Questionado se aceitaria formalmente o resultado do pleito, Flávio respondeu: “Eu vou aceitar, vou concorrer com essas regras. E eu tenho certeza que o TSE, diferente do de 2022, vai ser um TSE imparcial e que vai tomar todas as providências para que essa eleição ocorra com mais segurança e mais transparência”.

O senador disse que o tribunal seria o maior interessado em que a eleição ocorra com normalidade, mas reclamou da multa de R$ 22 milhões aplicada pelo então presidente do TSE, Alexandre de Moraes, contra o PL na eleição passada. Em 2026, o TSE é presidido pelo ministro Kassio Nunes Marques, com André Mendonça como vice, ambos indicados ao STF por Jair Bolsonaro.

Durante a pré-campanha, Flávio já havia criticado Moraes em outras ocasiões. Em julho, ele afirmou que a proibição de visitas ao pai seria uma tentativa do ministro de interferir nas eleições deste ano. O senador aparece em desvantagem nas pesquisas de intenção de voto. No segundo turno, Lula (PT) tem 48% contra 43% de Flávio, segundo o Datafolha de 24 de julho. No primeiro turno, o petista marca 40% e o candidato do PL, 32%.

O tema voltou à pauta após episódio do último dia 21, quando Flávio afirmou a embaixadores que as urnas eletrônicas brasileiras teriam a mesma origem das urnas da empresa venezuelana Smartmatic, informação falsa. Ele citou ainda um relatório da CIA e pediu que os presentes enviassem observadores estrangeiros para a eleição de 2026. A Justiça Eleitoral já havia declarado, em nota de 2020, que a empresa nunca vendeu urnas ou softwares para o Brasil, apesar de ter prestado outros serviços, como treinamento de suporte técnico.
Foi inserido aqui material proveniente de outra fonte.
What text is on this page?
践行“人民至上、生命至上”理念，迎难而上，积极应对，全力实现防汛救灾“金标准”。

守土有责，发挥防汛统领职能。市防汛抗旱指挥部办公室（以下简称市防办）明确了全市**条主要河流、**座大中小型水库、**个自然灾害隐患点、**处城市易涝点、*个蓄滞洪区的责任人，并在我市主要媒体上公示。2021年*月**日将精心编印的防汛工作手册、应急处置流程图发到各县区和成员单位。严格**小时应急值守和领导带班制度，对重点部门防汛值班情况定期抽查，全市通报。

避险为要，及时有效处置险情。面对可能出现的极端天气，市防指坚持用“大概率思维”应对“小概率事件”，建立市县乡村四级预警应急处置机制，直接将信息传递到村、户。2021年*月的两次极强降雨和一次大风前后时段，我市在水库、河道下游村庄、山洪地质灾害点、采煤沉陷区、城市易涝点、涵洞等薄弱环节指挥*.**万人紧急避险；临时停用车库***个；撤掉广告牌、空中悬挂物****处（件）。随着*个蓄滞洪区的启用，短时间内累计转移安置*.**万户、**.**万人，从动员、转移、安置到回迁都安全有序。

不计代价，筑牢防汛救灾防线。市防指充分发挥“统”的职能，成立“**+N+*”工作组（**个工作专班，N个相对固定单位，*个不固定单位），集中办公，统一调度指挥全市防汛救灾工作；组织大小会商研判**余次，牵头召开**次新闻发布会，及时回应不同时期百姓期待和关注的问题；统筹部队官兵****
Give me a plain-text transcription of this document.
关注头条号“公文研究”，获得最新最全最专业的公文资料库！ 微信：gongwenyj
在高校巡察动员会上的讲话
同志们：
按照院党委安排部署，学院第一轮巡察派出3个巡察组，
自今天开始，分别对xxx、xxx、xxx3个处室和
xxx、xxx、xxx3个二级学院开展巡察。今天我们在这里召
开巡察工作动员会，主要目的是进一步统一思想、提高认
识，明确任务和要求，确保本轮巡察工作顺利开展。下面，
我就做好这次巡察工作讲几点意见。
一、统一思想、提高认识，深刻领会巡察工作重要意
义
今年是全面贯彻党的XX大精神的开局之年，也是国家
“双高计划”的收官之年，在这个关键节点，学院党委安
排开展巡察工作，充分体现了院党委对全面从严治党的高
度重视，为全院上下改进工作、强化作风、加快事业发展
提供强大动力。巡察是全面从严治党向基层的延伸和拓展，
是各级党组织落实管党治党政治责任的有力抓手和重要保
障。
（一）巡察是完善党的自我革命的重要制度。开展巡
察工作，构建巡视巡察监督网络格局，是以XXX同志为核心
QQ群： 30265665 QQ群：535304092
Neste domingo, Flávio recuou parcialmente e disse que errou ao afirmar que a empresa fornecia as urnas, mas ressaltou que ela participou do processo. Ele recomendou que o público acessasse o site da empresa e repetiu o pedido por “mais segurança e transparência” nas eleições. “Eu só estou cobrando que o TSE imponha mais camadas de segurança, transparência. Não tô falando contra as urnas”, disse, acrescentando que o assunto é tratado como proibido e que isso seria um sinal de que o Brasil não é uma democracia plena.

Perguntado se duvidava dos votos que recebeu em 2022, Flávio negou. “Esses votos eu tive”, respondeu. Ele também classificou a própria candidatura como de protesto, repetiu críticas ao julgamento do pai e afirmou que, se eleito, pretende aprovar uma anistia ainda na transição de governo.

Na disputa de 2022, após a derrota de Jair Bolsonaro, o período posterior ao segundo turno foi marcado por protestos que culminaram no 8 de Janeiro. O ex-presidente não reconheceu publicamente a derrota nem pediu que apoiadores encerrassem as manifestações. Nos últimos anos, enquanto respondia a processo por tentativa de golpe, ele buscou apresentar a transição de governo como um cenário de normalidade. Essa mesma linha de discurso foi adotada por Flávio na entrevista, que chamou o julgamento do pai de “farsa” por diversas vezes.